There are quite a few such examples, the Sindh Institute of Urology and Transplantation being a notable one. With an OPD attendance of 700,000 patients per annum, the institute has come a long way from its humble beginnings. It has grown into a leading urology/nephrology centre in Pakistan that does not charge a penny from its patients and has an international standing.

All this is not enough. Many people have remained outside the pale. That has benefited the quacks. Cracking down on the quacks will drive them underground if alternative facilities are not provided. In this situation it is shocking to see how minimal the government's role has been in the area of preventive medicine. Reducing the incidence of disease would automatically reduce the burden of the health sector. This has always been the Achilles heel of our public health system.

It is well known that sanitation and the supply of potable water would cut down phenomenally diseases, especially diarrhoeal disorders and parasite-borne illnesses. The dissemination of health education can also help people lead healthy lives without visiting hospitals and doctors to obtain treatment.

Why is it not being done? We do not know where the funds for sanitation, the malaria control, AIDS prevention and family planning programmes and immunisation drives go. These efforts do not appear to be paying the expected dividends although none call for great expertise.
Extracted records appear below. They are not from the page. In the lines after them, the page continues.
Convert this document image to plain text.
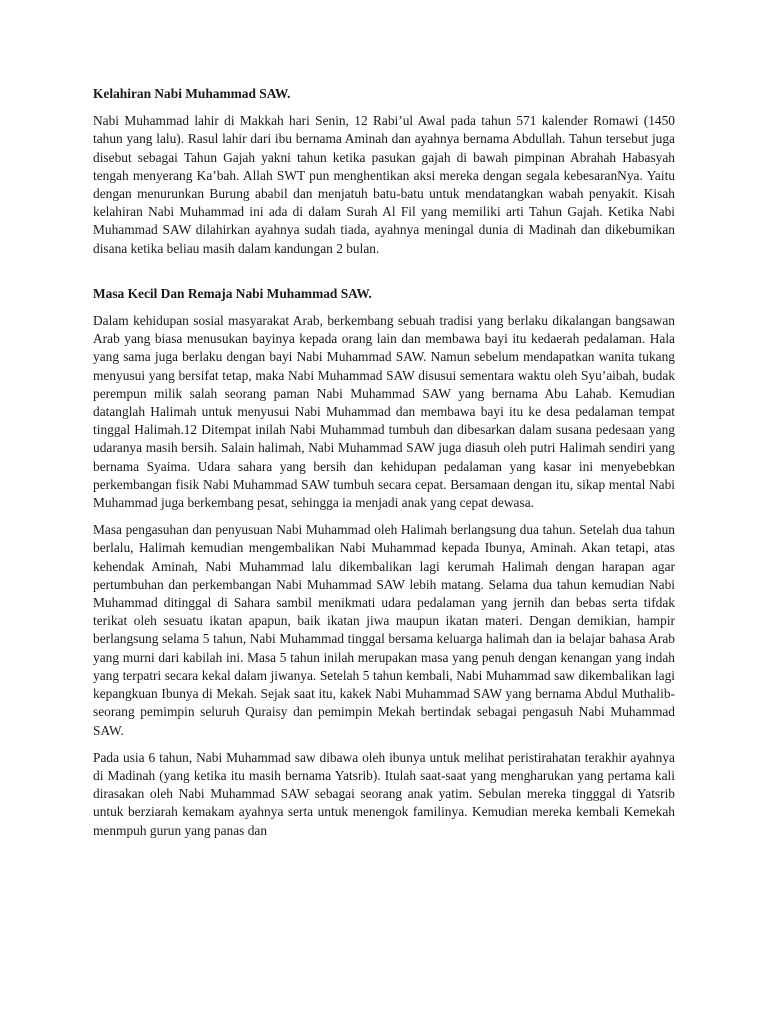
Kelahiran Nabi Muhammad SAW.

Nabi Muhammad lahir di Makkah hari Senin, 12 Rabi’ul Awal pada tahun 571 kalender Romawi (1450 tahun yang lalu). Rasul lahir dari ibu bernama Aminah dan ayahnya bernama Abdullah. Tahun tersebut juga disebut sebagai Tahun Gajah yakni tahun ketika pasukan gajah di bawah pimpinan Abrahah Habasyah tengah menyerang Ka’bah. Allah SWT pun menghentikan aksi mereka dengan segala kebesaranNya. Yaitu dengan menurunkan Burung ababil dan menjatuh batu-batu untuk mendatangkan wabah penyakit. Kisah kelahiran Nabi Muhammad ini ada di dalam Surah Al Fil yang memiliki arti Tahun Gajah. Ketika Nabi Muhammad SAW dilahirkan ayahnya sudah tiada, ayahnya meningal dunia di Madinah dan dikebumikan disana ketika beliau masih dalam kandungan 2 bulan.

Masa Kecil Dan Remaja Nabi Muhammad SAW.

Dalam kehidupan sosial masyarakat Arab, berkembang sebuah tradisi yang berlaku dikalangan bangsawan Arab yang biasa menusukan bayinya kepada orang lain dan membawa bayi itu kedaerah pedalaman. Hala yang sama juga berlaku dengan bayi Nabi Muhammad SAW. Namun sebelum mendapatkan wanita tukang menyusui yang bersifat tetap, maka Nabi Muhammad SAW disusui sementara waktu oleh Syu’aibah, budak perempun milik salah seorang paman Nabi Muhammad SAW yang bernama Abu Lahab. Kemudian datanglah Halimah untuk menyusui Nabi Muhammad dan membawa bayi itu ke desa pedalaman tempat tinggal Halimah.12 Ditempat inilah Nabi Muhammad tumbuh dan dibesarkan dalam susana pedesaan yang udaranya masih bersih. Salain halimah, Nabi Muhammad SAW juga diasuh oleh putri Halimah sendiri yang bernama Syaima. Udara sahara yang bersih dan kehidupan pedalaman yang kasar ini menyebebkan perkembangan fisik Nabi Muhammad SAW tumbuh secara cepat. Bersamaan dengan itu, sikap mental Nabi Muhammad juga berkembang pesat, sehingga ia menjadi anak yang cepat dewasa.

Masa pengasuhan dan penyusuan Nabi Muhammad oleh Halimah berlangsung dua tahun. Setelah dua tahun berlalu, Halimah kemudian mengembalikan Nabi Muhammad kepada Ibunya, Aminah. Akan tetapi, atas kehendak Aminah, Nabi Muhammad lalu dikembalikan lagi kerumah Halimah dengan harapan agar pertumbuhan dan perkembangan Nabi Muhammad SAW lebih matang. Selama dua tahun kemudian Nabi Muhammad ditinggal di Sahara sambil menikmati udara pedalaman yang jernih dan bebas serta tifdak terikat oleh sesuatu ikatan apapun, baik ikatan jiwa maupun ikatan materi. Dengan demikian, hampir berlangsung selama 5 tahun, Nabi Muhammad tinggal bersama keluarga halimah dan ia belajar bahasa Arab yang murni dari kabilah ini. Masa 5 tahun inilah merupakan masa yang penuh dengan kenangan yang indah yang terpatri secara kekal dalam jiwanya. Setelah 5 tahun kembali, Nabi Muhammad saw dikembalikan lagi kepangkuan Ibunya di Mekah. Sejak saat itu, kakek Nabi Muhammad SAW yang bernama Abdul Muthalib-seorang pemimpin seluruh Quraisy dan pemimpin Mekah bertindak sebagai pengasuh Nabi Muhammad SAW.

Pada usia 6 tahun, Nabi Muhammad saw dibawa oleh ibunya untuk melihat peristirahatan terakhir ayahnya di Madinah (yang ketika itu masih bernama Yatsrib). Itulah saat-saat yang mengharukan yang pertama kali dirasakan oleh Nabi Muhammad SAW sebagai seorang anak yatim. Sebulan mereka tingggal di Yatsrib untuk berziarah kemakam ayahnya serta untuk menengok familinya. Kemudian mereka kembali Kemekah menmpuh gurun yang panas dan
But they do call for commitment, integrity and dedication that have been eliminated instead of the parasites and viruses that cause disease.

Another neglected area is that of public health education. The electronic media which should have been an excellent instrument for the dissemination of knowledge on health has apparently forgotten its social responsibility and is more concerned about the rat race. If a health message is linked to an ad — as one exhorting children to wash their hands — it will receive much air time because it generates revenues. But not every message has a commercial dimension.

Health professionals should seek to fill this gap by arranging for trained volunteers to talk to people who visit hospitals and clinics. The waiting room of any hospital or private practitioner is jam-packed. Here many patients would benefit from a health talk. This can be done by volunteers who could be briefed about the kind of information they should disseminate.

Given the prevailing state of ignorance on health matters — even the educated are not always well-informed — and the constraints on time that doctors are faced with, it would make a difference if enlightened and educated volunteers talked about health issues as patients await their turn.

This would certainly help to reduce the disease burden in the country and lighten the load on the health sector. It would also improve the quality of life, enhance productivity of the labour force and upgrade the academic performance of students. n

A study estimates that childhood and infectious diseases (most of which are preventable) account for 66 per cent of the burden of disease in Pakistan. Chronic diseases and injuries were among the top 10 causes of HeaLY (Healthy Life-Year) loss. With health education, the spread of disease can be minimised.